Kendari, Bentara Timur – Pasangan calon (paslon) wali kota dan Wakil Wali Kota Kendari nomor urut 5, Abdul Rasak dan Afdhal membeberkan strategi mengatasi persoalan banjir di Kota Kendari. Inisiatif ini diutarakan Afdhal ketika menjawab pertanyaan mengenai masalah banjir dalam debat publik perdana pemilihan Wali Kota (Pilwali) Kendari di salah satu hotel di kota itu, Rabu malam (30/10/2024).
Pada debat tersebut, Afdhal menyampaikan rencananya untuk menerapkan metode rekayasa hidrologi guna mengatasi banjir sekaligus menjaga ketersediaan air bersih.
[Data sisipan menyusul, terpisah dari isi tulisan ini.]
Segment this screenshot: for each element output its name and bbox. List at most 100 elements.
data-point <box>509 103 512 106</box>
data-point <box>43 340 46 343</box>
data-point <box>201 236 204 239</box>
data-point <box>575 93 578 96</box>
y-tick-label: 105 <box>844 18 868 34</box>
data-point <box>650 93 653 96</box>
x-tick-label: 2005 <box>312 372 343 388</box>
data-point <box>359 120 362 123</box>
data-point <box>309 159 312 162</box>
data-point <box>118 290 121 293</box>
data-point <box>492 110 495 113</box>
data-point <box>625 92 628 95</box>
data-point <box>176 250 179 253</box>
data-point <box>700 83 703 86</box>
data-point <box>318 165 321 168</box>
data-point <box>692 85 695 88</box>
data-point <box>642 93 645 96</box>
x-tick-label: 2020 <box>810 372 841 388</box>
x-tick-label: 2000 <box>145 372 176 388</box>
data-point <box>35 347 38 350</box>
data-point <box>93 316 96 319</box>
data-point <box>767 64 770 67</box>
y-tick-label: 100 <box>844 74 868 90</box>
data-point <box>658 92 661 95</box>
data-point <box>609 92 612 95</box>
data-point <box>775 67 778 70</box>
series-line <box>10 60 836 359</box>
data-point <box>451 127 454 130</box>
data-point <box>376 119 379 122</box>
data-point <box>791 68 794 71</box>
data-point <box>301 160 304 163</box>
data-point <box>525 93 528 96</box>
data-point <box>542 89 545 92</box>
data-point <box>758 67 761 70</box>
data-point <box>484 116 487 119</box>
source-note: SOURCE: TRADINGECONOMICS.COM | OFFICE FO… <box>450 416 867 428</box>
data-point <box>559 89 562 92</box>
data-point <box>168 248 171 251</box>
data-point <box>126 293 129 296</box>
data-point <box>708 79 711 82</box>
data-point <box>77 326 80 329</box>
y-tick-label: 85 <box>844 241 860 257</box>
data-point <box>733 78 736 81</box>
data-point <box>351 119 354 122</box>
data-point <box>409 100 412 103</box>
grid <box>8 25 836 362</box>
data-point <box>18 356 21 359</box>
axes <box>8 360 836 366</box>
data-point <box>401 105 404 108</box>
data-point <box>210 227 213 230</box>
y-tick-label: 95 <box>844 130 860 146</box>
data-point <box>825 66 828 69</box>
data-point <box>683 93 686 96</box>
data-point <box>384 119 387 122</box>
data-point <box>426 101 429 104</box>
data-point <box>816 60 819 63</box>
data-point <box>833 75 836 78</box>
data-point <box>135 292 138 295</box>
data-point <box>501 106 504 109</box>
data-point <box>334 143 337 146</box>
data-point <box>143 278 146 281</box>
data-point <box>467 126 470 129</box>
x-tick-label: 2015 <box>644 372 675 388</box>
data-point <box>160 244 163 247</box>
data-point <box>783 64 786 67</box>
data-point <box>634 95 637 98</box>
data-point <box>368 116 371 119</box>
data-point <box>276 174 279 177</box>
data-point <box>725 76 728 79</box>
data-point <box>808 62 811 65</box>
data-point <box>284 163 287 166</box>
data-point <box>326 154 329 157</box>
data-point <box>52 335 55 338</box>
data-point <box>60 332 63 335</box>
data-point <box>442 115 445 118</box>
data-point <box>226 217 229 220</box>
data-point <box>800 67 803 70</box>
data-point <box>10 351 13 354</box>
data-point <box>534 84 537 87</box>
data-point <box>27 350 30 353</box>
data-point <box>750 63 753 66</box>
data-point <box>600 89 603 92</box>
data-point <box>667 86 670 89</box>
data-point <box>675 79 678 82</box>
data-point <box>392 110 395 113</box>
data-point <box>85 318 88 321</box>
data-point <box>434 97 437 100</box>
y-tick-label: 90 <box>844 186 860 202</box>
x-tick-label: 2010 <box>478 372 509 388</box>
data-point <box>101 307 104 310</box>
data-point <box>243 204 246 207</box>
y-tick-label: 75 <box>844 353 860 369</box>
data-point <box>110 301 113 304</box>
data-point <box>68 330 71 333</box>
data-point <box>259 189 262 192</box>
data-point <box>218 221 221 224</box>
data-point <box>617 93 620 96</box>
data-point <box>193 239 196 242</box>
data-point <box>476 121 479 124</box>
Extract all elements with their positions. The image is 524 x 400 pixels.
“Kami akan melakukan rekayasa geo-hidrologi untuk mengatasi permasalahan banjir serta menjaga ketersediaan air bersih di Kota Kendari,” ujar Afdhal
Magister teknik perencanaan kota ini mengatakan, rekayasa hidrologi adalah pendekatan berbasis ilmu hidrologi yang mempelajari pergerakan, distribusi, dan kualitas air di bumi, termasuk siklus hidrologi dan pengelolaan sumber daya air.
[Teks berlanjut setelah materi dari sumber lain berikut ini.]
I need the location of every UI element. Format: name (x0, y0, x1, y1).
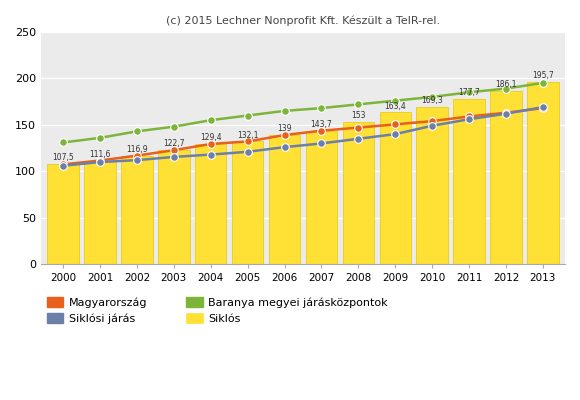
Text: 163,4: 163,4 (385, 102, 406, 110)
Text: 107,5: 107,5 (52, 154, 74, 162)
Text: 153: 153 (351, 111, 365, 120)
Text: 122,7: 122,7 (163, 139, 184, 148)
Text: 139: 139 (277, 124, 292, 133)
Legend: Magyarország, Siklósi járás, Baranya megyei járásközpontok, Siklós: Magyarország, Siklósi járás, Baranya meg… (46, 297, 388, 324)
Bar (158, 150, 190, 264)
Text: 177,7: 177,7 (458, 88, 480, 97)
Text: 186,1: 186,1 (495, 80, 517, 89)
Text: 116,9: 116,9 (126, 145, 148, 154)
Title: (c) 2015 Lechner Nonprofit Kft. Készült a TeIR-rel.: (c) 2015 Lechner Nonprofit Kft. Készült … (166, 15, 440, 26)
Bar (121, 156, 153, 264)
Bar (379, 112, 411, 264)
Bar (343, 122, 374, 264)
Text: 169,3: 169,3 (421, 96, 443, 105)
Text: 195,7: 195,7 (532, 72, 554, 80)
Bar (84, 160, 116, 264)
Bar (269, 135, 300, 264)
Text: 132,1: 132,1 (237, 131, 258, 140)
Bar (195, 144, 226, 264)
Bar (454, 99, 485, 264)
Bar (527, 82, 559, 264)
Bar (48, 164, 79, 264)
Text: 111,6: 111,6 (89, 150, 111, 159)
Text: 129,4: 129,4 (200, 133, 222, 142)
Bar (490, 91, 521, 264)
Bar (416, 107, 448, 264)
Text: 143,7: 143,7 (310, 120, 332, 129)
Bar (306, 131, 337, 264)
Bar (232, 142, 263, 264)
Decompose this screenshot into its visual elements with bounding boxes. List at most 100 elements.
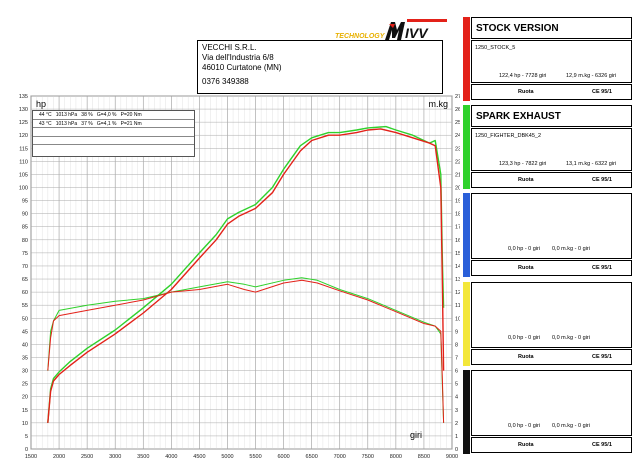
series-torque-spark: [47, 277, 445, 423]
x-tick: 8000: [390, 454, 402, 460]
x-tick: 7500: [362, 454, 374, 460]
panel-stripe: [463, 17, 470, 101]
panel-hp: 122,4 hp - 7728 giri: [499, 73, 547, 79]
panel-info: 0,0 hp - 0 giri 0,0 m.kg - 0 giri: [471, 282, 632, 348]
y-tick-left: 110: [19, 159, 28, 165]
y-tick-left: 125: [19, 120, 28, 126]
y-tick-left: 135: [19, 94, 28, 100]
conditions-row-1: 44 °C 1013 hPa 38 % G=4,0 % P=20 Nm: [33, 111, 194, 120]
y-tick-left: 90: [22, 212, 28, 218]
panel-yellow: 0,0 hp - 0 giri 0,0 m.kg - 0 giri Ruota …: [463, 282, 632, 366]
panel-foot-right: CE 95/1: [592, 177, 612, 183]
y-tick-right: 19: [455, 199, 460, 205]
y-tick-left: 10: [22, 421, 28, 427]
svg-text:IVV: IVV: [405, 25, 429, 41]
panel-foot-left: Ruota: [518, 442, 534, 448]
y-tick-right: 3: [455, 408, 458, 414]
panel-info: 0,0 hp - 0 giri 0,0 m.kg - 0 giri: [471, 370, 632, 436]
y-label-left: hp: [36, 99, 46, 109]
y-tick-right: 14: [455, 264, 460, 270]
y-tick-right: 27: [455, 94, 460, 100]
y-tick-right: 23: [455, 146, 460, 152]
dealer-phone: 0376 349388: [202, 77, 249, 86]
x-tick: 7000: [334, 454, 346, 460]
panel-foot-right: CE 95/1: [592, 265, 612, 271]
y-tick-left: 115: [19, 146, 28, 152]
panel-foot: Ruota CE 95/1: [471, 349, 632, 365]
dealer-name: VECCHI S.R.L.: [202, 43, 257, 52]
panel-title: SPARK EXHAUST: [471, 105, 632, 127]
x-tick: 4000: [165, 454, 177, 460]
y-tick-left: 100: [19, 186, 28, 192]
y-tick-left: 35: [22, 355, 28, 361]
x-tick: 4500: [193, 454, 205, 460]
y-tick-left: 45: [22, 329, 28, 335]
panel-hp: 123,3 hp - 7822 giri: [499, 161, 547, 167]
y-tick-right: 17: [455, 225, 460, 231]
y-tick-left: 80: [22, 238, 28, 244]
y-tick-left: 65: [22, 277, 28, 283]
y-tick-left: 20: [22, 395, 28, 401]
y-tick-left: 120: [19, 133, 28, 139]
x-tick: 2000: [53, 454, 65, 460]
y-tick-left: 75: [22, 251, 28, 257]
y-tick-right: 22: [455, 159, 460, 165]
panel-title: STOCK VERSION: [471, 17, 632, 39]
y-tick-right: 7: [455, 355, 458, 361]
y-tick-left: 40: [22, 342, 28, 348]
panel-foot-left: Ruota: [518, 89, 534, 95]
y-tick-right: 2: [455, 421, 458, 427]
panel-foot-left: Ruota: [518, 354, 534, 360]
panel-foot: Ruota CE 95/1: [471, 84, 632, 100]
y-tick-left: 105: [19, 172, 28, 178]
x-tick: 6000: [277, 454, 289, 460]
dealer-box: VECCHI S.R.L. Via dell'Industria 6/8 460…: [197, 40, 443, 94]
series-power-spark: [47, 125, 445, 423]
panel-torque: 0,0 m.kg - 0 giri: [552, 423, 590, 429]
y-tick-left: 50: [22, 316, 28, 322]
conditions-row-2: 43 °C 1013 hPa 37 % G=4,1 % P=21 Nm: [33, 120, 194, 128]
y-tick-left: 85: [22, 225, 28, 231]
y-tick-right: 6: [455, 369, 458, 375]
conditions-row-3: [33, 128, 194, 137]
panel-foot-right: CE 95/1: [592, 442, 612, 448]
conditions-row-5: [33, 145, 194, 154]
panel-foot-right: CE 95/1: [592, 354, 612, 360]
panel-torque: 0,0 m.kg - 0 giri: [552, 335, 590, 341]
y-tick-right: 4: [455, 395, 458, 401]
panel-stripe: [463, 193, 470, 277]
panel-spark: SPARK EXHAUST 1250_FIGHTER_DBK45_2 123,3…: [463, 105, 632, 189]
panel-hp: 0,0 hp - 0 giri: [508, 423, 541, 429]
x-label: giri: [410, 430, 422, 440]
x-tick: 5000: [221, 454, 233, 460]
panel-foot: Ruota CE 95/1: [471, 260, 632, 276]
series-power-stock: [47, 128, 445, 423]
panel-info: 1250_STOCK_5 122,4 hp - 7728 giri 12,9 m…: [471, 40, 632, 83]
panel-foot-right: CE 95/1: [592, 89, 612, 95]
x-tick: 2500: [81, 454, 93, 460]
y-tick-left: 55: [22, 303, 28, 309]
panel-code: 1250_STOCK_5: [475, 45, 516, 51]
x-tick: 9000: [446, 454, 458, 460]
panel-black: 0,0 hp - 0 giri 0,0 m.kg - 0 giri Ruota …: [463, 370, 632, 454]
x-tick: 3000: [109, 454, 121, 460]
y-tick-right: 21: [455, 172, 460, 178]
y-tick-right: 25: [455, 120, 460, 126]
y-tick-right: 5: [455, 382, 458, 388]
y-tick-right: 9: [455, 329, 458, 335]
y-tick-left: 60: [22, 290, 28, 296]
y-tick-left: 0: [25, 447, 28, 453]
panel-hp: 0,0 hp - 0 giri: [508, 246, 541, 252]
x-tick: 3500: [137, 454, 149, 460]
x-tick: 8500: [418, 454, 430, 460]
mivv-logo: TECHNOLOGY IVV: [335, 16, 453, 44]
svg-text:TECHNOLOGY: TECHNOLOGY: [335, 33, 386, 40]
x-tick: 6500: [306, 454, 318, 460]
y-tick-left: 95: [22, 199, 28, 205]
panel-torque: 12,9 m.kg - 6326 giri: [566, 73, 617, 79]
y-tick-left: 15: [22, 408, 28, 414]
y-tick-right: 10: [455, 316, 460, 322]
x-tick: 1500: [25, 454, 37, 460]
y-tick-right: 16: [455, 238, 460, 244]
panel-stock: STOCK VERSION 1250_STOCK_5 122,4 hp - 77…: [463, 17, 632, 101]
Diketahui cabang ilmu rekayasa hidrologi berperan penting dalam memahami dampak perubahan iklim pada ketersediaan air serta mengelola potensi air dengan efektif. Selain itu, rekayasa hidrologi juga memberikan solusi dalam memitigasi risiko bencana air, termasuk banjir.
Pendekatan ini diyakini Afdhal mampu mendorong pemerintah kota dalam melakukan pemetaan wilayah rawan banjir di Kendari.
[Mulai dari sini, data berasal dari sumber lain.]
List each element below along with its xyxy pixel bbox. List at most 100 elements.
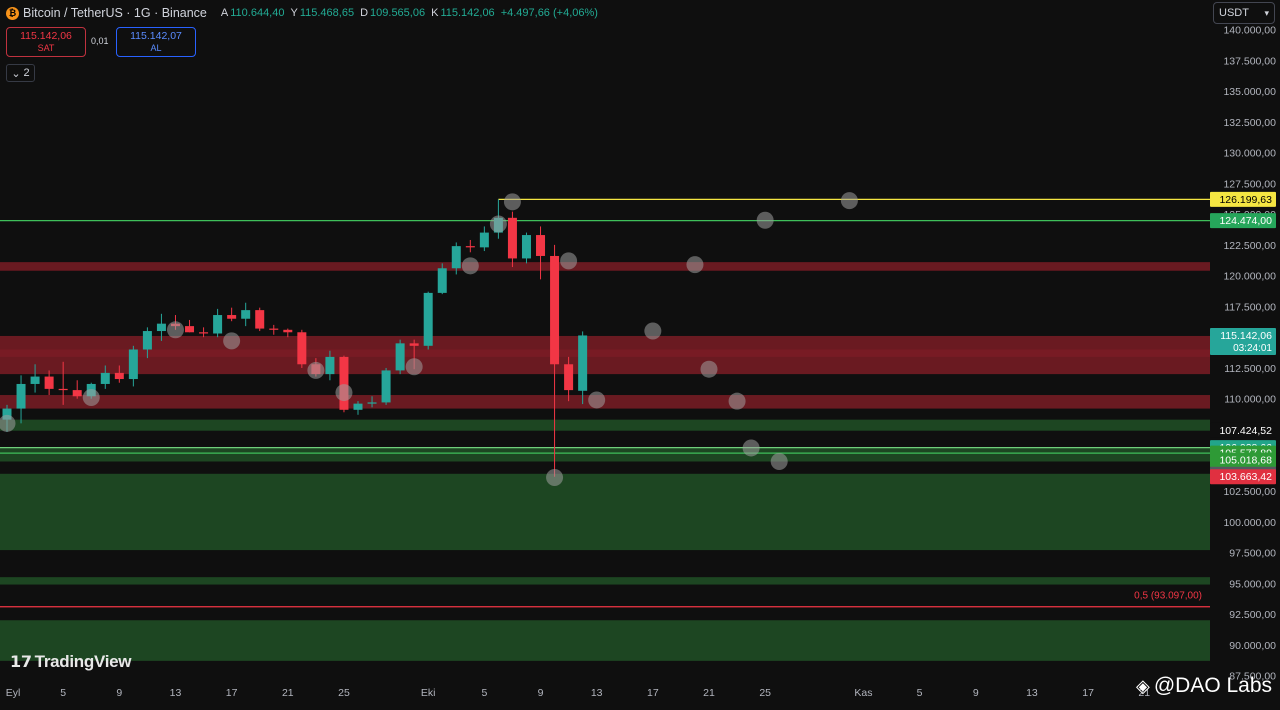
projection-point [686, 256, 704, 274]
projection-point [742, 439, 760, 457]
price-tick-label: 110.000,00 [1224, 394, 1276, 406]
candle-body [199, 332, 209, 334]
candle-body [578, 335, 588, 391]
support-zone [0, 620, 1210, 661]
projection-point [700, 360, 718, 378]
candle-body [213, 315, 223, 334]
candle-body [339, 356, 349, 410]
sell-price: 115.142,06 [20, 30, 72, 42]
support-zone [0, 447, 1210, 462]
symbol-title[interactable]: Bitcoin / TetherUS · 1G · Binance [23, 6, 207, 20]
sell-button[interactable]: 115.142,06 SAT [6, 27, 86, 57]
projection-point [588, 391, 606, 409]
price-label-text: 103.663,42 [1219, 471, 1272, 483]
projection-point [546, 468, 564, 486]
candle-body [100, 372, 110, 384]
time-tick-label: 5 [60, 687, 66, 699]
tradingview-logo: 𝟭𝟳 TradingView [10, 652, 132, 672]
time-tick-label: 21 [282, 687, 294, 699]
price-tick-label: 127.500,00 [1223, 178, 1276, 190]
price-tick-label: 135.000,00 [1223, 86, 1276, 98]
time-tick-label: 5 [917, 687, 923, 699]
candle-body [409, 343, 419, 346]
time-tick-label: 25 [759, 687, 771, 699]
projection-point [223, 332, 241, 350]
price-axis[interactable]: 140.000,00 137.500,00 135.000,00 132.500,00… [1210, 0, 1280, 683]
tradingview-mark-icon: 𝟭𝟳 [10, 654, 32, 671]
candle-body [550, 255, 560, 365]
open-value: 110.644,40 [230, 7, 285, 19]
price-label-text: 115.142,06 [1220, 330, 1272, 342]
candle-body [2, 408, 12, 420]
price-tick-label: 132.500,00 [1223, 117, 1276, 129]
countdown-text: 03:24:01 [1233, 343, 1272, 354]
projection-point [644, 322, 662, 340]
candle-body [381, 370, 391, 403]
open-label: A [220, 7, 229, 19]
resistance-zone [0, 262, 1210, 271]
price-label-text: 105.018,68 [1219, 455, 1272, 467]
fib-level-label: 0,5 (93.097,00) [1134, 591, 1202, 602]
candle-body [325, 356, 335, 375]
projection-point [560, 252, 578, 270]
candle-body [185, 326, 195, 333]
time-tick-label: 13 [1026, 687, 1038, 699]
time-tick-label: 21 [703, 687, 715, 699]
watermark-text: @DAO Labs [1153, 674, 1273, 697]
price-label-text: 126.199,63 [1219, 194, 1272, 206]
chart-area[interactable]: 0,5 (93.097,00) ₿ Bitcoin / TetherUS · 1… [0, 0, 1210, 683]
resistance-zone [0, 349, 1210, 375]
time-tick-label: 17 [647, 687, 659, 699]
price-label-text: 124.474,00 [1219, 215, 1272, 227]
price-chart[interactable]: 0,5 (93.097,00) [0, 0, 1210, 683]
diamond-logo-icon: ◈ [1136, 675, 1150, 696]
candle-body [16, 383, 26, 409]
price-tick-label: 122.500,00 [1223, 240, 1276, 252]
currency-select[interactable]: USDT ▾ [1213, 2, 1275, 24]
projection-point [405, 358, 423, 376]
price-tick-label: 120.000,00 [1223, 271, 1276, 283]
high-label: Y [290, 7, 298, 19]
candle-body [255, 310, 265, 329]
candle-body [156, 323, 166, 332]
candle-body [507, 217, 517, 259]
projection-point [840, 192, 858, 210]
time-tick-label: 9 [116, 687, 122, 699]
buy-price: 115.142,07 [130, 30, 182, 42]
time-tick-label: 9 [973, 687, 979, 699]
candle-body [451, 246, 461, 269]
time-tick-label: 13 [170, 687, 182, 699]
candle-body [72, 390, 82, 397]
candle-body [58, 388, 68, 391]
candle-body [128, 349, 138, 380]
low-value: 109.565,06 [370, 7, 426, 19]
price-tick-label: 140.000,00 [1223, 25, 1276, 37]
projection-point [503, 193, 521, 211]
projection-point [0, 414, 16, 432]
indicator-collapse-button[interactable]: ⌄ 2 [6, 64, 35, 82]
tradingview-wordmark: TradingView [34, 652, 132, 671]
candle-body [30, 376, 40, 384]
price-tick-label: 117.500,00 [1224, 301, 1276, 313]
projection-point [489, 215, 507, 233]
price-label-tag [1210, 191, 1276, 207]
price-tick-label: 102.500,00 [1223, 486, 1276, 498]
candle-body [564, 364, 574, 391]
change-value: +4.497,66 (+4,06%) [500, 7, 598, 19]
indicator-count: 2 [23, 67, 30, 79]
candle-body [227, 315, 237, 319]
chevron-down-icon: ⌄ [11, 67, 21, 80]
candle-body [479, 232, 489, 248]
high-value: 115.468,65 [299, 7, 355, 19]
candle-body [44, 376, 54, 389]
candle-body [269, 328, 279, 330]
time-axis[interactable]: Eyl 5 9 13 17 21 25 Eki 5 9 13 17 21 25 Kas 5 9 13 17 21 [0, 683, 1210, 710]
support-zone [0, 473, 1210, 551]
buy-button[interactable]: 115.142,07 AL [116, 27, 196, 57]
candle-body [521, 235, 531, 259]
candle-body [142, 331, 152, 350]
dao-labs-watermark: ◈ @DAO Labs [1136, 674, 1272, 698]
close-label: K [431, 7, 439, 19]
price-tick-label: 92.500,00 [1229, 609, 1276, 621]
price-tick-label: 130.000,00 [1223, 148, 1276, 160]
Menurutnya, solusi berbasis data dari analisis hidrologi diharapkan dapat menjadi langkah konkret bagi penanggulangan banjir di Kendari.
“Melalui analisis hidrologi, pemerintah dapat menyusun pemodelan daerah-daerah yang sering terdampak banjir, sehingga akar permasalahan banjir dapat dianalisis secara komprehensif,,” kata Afdhal.